A radio by address by Henry A. Wallace entitled "Recessions Don't Stop Themselves" about the then-current economic climate in the United States - from July 29, 1949.
December 2, 2011

In retrospect, a visionary.

They say that everything old is new again - and in this case, everything new is old again. Old news is the fact that this country weathers through economic disasters on a periodic basis. The remedies, like insanity, are ones tried over and over again hoping to achieve different results. And subsequently we are routinely visited by the ghosts of disgusting familiarity.

In 1949 we were in the midst of yet another recession. This one was by and large the product of a Post-World War climate, a period where dramatic upheavals were taking place all over the world. The Cold War was a relatively new malady and a focus-point for alarmists everywhere.
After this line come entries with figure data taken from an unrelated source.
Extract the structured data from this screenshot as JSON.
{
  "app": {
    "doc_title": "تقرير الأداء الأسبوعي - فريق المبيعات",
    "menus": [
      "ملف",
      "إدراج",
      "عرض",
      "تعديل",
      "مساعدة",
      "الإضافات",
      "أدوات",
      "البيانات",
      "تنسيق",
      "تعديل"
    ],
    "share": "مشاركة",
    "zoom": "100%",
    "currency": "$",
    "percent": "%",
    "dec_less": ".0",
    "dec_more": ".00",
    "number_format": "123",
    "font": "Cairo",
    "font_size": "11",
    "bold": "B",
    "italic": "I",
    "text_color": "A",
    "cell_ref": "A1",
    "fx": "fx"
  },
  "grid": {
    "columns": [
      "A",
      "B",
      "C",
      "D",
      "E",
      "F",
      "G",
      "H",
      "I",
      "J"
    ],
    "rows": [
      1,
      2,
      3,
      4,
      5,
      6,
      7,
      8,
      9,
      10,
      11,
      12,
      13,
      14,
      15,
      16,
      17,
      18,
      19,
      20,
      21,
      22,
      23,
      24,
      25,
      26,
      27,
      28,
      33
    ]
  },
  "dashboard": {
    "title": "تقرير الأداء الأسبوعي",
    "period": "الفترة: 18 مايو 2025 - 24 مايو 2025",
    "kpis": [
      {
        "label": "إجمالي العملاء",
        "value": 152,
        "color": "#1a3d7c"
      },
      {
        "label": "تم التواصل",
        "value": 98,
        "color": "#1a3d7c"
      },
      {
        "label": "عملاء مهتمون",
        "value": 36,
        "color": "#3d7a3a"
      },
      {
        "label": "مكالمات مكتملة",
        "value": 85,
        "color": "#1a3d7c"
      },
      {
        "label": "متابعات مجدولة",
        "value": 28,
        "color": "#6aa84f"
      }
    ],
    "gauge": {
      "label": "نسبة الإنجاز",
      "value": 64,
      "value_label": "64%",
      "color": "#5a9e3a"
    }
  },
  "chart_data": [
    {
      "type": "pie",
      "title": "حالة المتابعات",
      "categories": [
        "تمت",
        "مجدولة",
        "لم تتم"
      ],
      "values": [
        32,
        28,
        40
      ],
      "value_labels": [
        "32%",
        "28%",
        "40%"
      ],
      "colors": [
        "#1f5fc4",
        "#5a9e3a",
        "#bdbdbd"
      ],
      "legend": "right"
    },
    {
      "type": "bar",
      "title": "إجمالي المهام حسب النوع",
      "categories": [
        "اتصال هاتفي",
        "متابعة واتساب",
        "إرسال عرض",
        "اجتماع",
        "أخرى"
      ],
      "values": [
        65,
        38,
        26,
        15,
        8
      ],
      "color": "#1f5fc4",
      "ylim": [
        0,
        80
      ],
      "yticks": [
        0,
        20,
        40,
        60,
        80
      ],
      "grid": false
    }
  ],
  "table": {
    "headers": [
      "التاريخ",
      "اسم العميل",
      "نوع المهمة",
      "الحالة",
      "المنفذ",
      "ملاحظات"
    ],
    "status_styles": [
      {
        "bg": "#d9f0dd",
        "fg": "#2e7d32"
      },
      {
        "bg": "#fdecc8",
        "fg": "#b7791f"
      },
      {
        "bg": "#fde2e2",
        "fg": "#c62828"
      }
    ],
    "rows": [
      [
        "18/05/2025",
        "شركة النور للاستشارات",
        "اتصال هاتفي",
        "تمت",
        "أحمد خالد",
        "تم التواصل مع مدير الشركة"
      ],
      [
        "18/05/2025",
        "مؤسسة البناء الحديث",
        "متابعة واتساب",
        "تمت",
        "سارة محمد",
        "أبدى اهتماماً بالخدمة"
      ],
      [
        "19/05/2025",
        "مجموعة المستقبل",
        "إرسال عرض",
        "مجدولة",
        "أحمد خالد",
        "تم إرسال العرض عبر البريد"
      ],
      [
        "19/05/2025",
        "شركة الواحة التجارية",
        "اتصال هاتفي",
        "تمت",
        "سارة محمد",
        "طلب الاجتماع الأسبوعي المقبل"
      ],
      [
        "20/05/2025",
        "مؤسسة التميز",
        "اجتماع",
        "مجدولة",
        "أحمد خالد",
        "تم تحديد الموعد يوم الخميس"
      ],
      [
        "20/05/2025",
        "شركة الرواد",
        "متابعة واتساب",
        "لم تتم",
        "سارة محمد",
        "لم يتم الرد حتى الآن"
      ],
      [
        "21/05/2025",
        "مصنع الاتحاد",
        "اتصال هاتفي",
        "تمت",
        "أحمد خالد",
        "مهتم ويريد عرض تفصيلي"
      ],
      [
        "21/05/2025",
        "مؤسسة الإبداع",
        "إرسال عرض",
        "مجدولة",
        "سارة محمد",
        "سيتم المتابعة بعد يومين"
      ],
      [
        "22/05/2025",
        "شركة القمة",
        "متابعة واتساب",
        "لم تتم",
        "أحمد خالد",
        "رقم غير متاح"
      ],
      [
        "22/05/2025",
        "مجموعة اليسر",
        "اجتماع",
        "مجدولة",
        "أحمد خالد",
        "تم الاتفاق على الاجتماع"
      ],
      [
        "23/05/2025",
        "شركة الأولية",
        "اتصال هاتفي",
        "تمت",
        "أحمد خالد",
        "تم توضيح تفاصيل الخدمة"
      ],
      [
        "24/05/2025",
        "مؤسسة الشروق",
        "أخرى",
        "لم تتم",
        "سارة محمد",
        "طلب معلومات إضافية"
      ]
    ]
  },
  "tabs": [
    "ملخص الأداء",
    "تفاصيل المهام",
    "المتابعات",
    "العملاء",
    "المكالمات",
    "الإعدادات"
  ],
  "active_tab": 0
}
Our Foreign Policy was a shambles (the same shambles it is today but for mostly different reasons), our Domestic policy was busily being undermined by the legendary "do nothing" Congress (deja-vu you ask?) and we were starting on that gradual decline that has taken us to where we are today.

Former vice-President and Presidential Candidate for the Progressive Party, Henry A. Wallace laid out the situation in a radio address, part of the radio series Pro and Con on July 29, 1949.

Among the many things he crammed into fifteen minutes, he said:

Henry Wallace: “It is no answer to say that savings are high. The truth is that one-third of American families have no savings. And that most of the savings are in the hands of the top 10%. The wealthy 10% can’t buy all the products of our farms and factories. That is why there are 3 million fewer people working this summer than last summer. That is why farmers are making 1/10th less money. That is why business failures have doubled in less than a year. The President tells us the decline in industrial production has only been moderate. And as I look at those figures I see that the decline in the last seven months is as great as the decline in the first seven months of the 1929-1930 bust.

Wallace was acutely aware of what the problem was. As Secretary of Agriculture prior to his vice-Presidency, he oversaw many of the New Deal Recovery programs take shape to help put the country back on its feet. Clearly, in those 60+ years, not much has changed. Well, the stakes, the greed, the corruption and the incompetence have reached new highs. But the bottom line hasn't.

And that's where the insanity takes over.